Kleine Spielerei mit dem Smartphone. Der millionenschwere Mercedes 710 Supersport sieht auch auf dem Telefondisplay fesch aus.

(Foto: Mercedes)

Sie denken, Dinge wie Kickdown und Kompressoraufladung sind Features der Neuzeit? Von wegen, hatte Mercedes schon in den 1920er Jahren. ntv.de saß am Steuer des 710 Supersport mit Aufladung und steuerte den Vorkriegs-Benz im Rahmen der Mille Miglia in Richtung Rom.

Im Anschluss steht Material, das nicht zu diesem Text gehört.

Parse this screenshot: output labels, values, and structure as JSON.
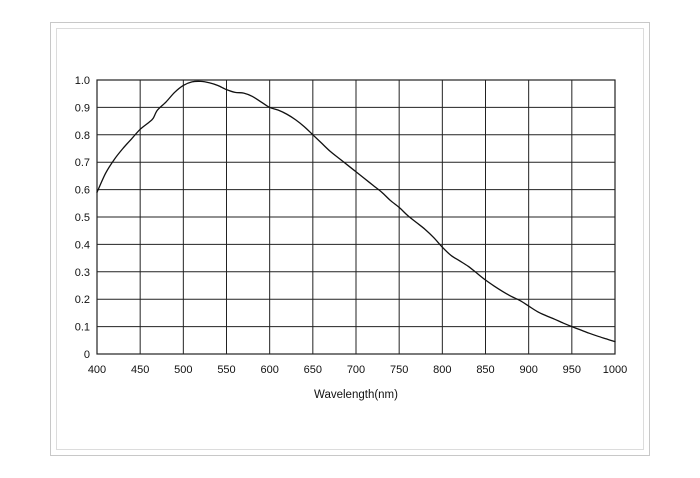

Mercedes-Oldtimer sind Teil unseres Straßenbildes, gar keine Frage. Aber Fahrzeuge der Vorkriegsära? Schwierig. Motorisierte Kutschen heißt es oft von Halbwissenden, seien Autos aus dieser Epoche, unglaublich kompliziert zu fahren und vor allem zu warten. ntv.de wollte diesem Befund auf den Grund gehen (bis auf die Sache mit der Wartung) und hat dazu einen 710 Supersport mit Roots-Gebläse entführt.

In der Halle wird geschoben, hier darf der große Sechszylinder vorübergehend ruhen.

In der Halle wird geschoben, hier darf der große Sechszylinder vorübergehend ruhen.

(Foto: Mercedes)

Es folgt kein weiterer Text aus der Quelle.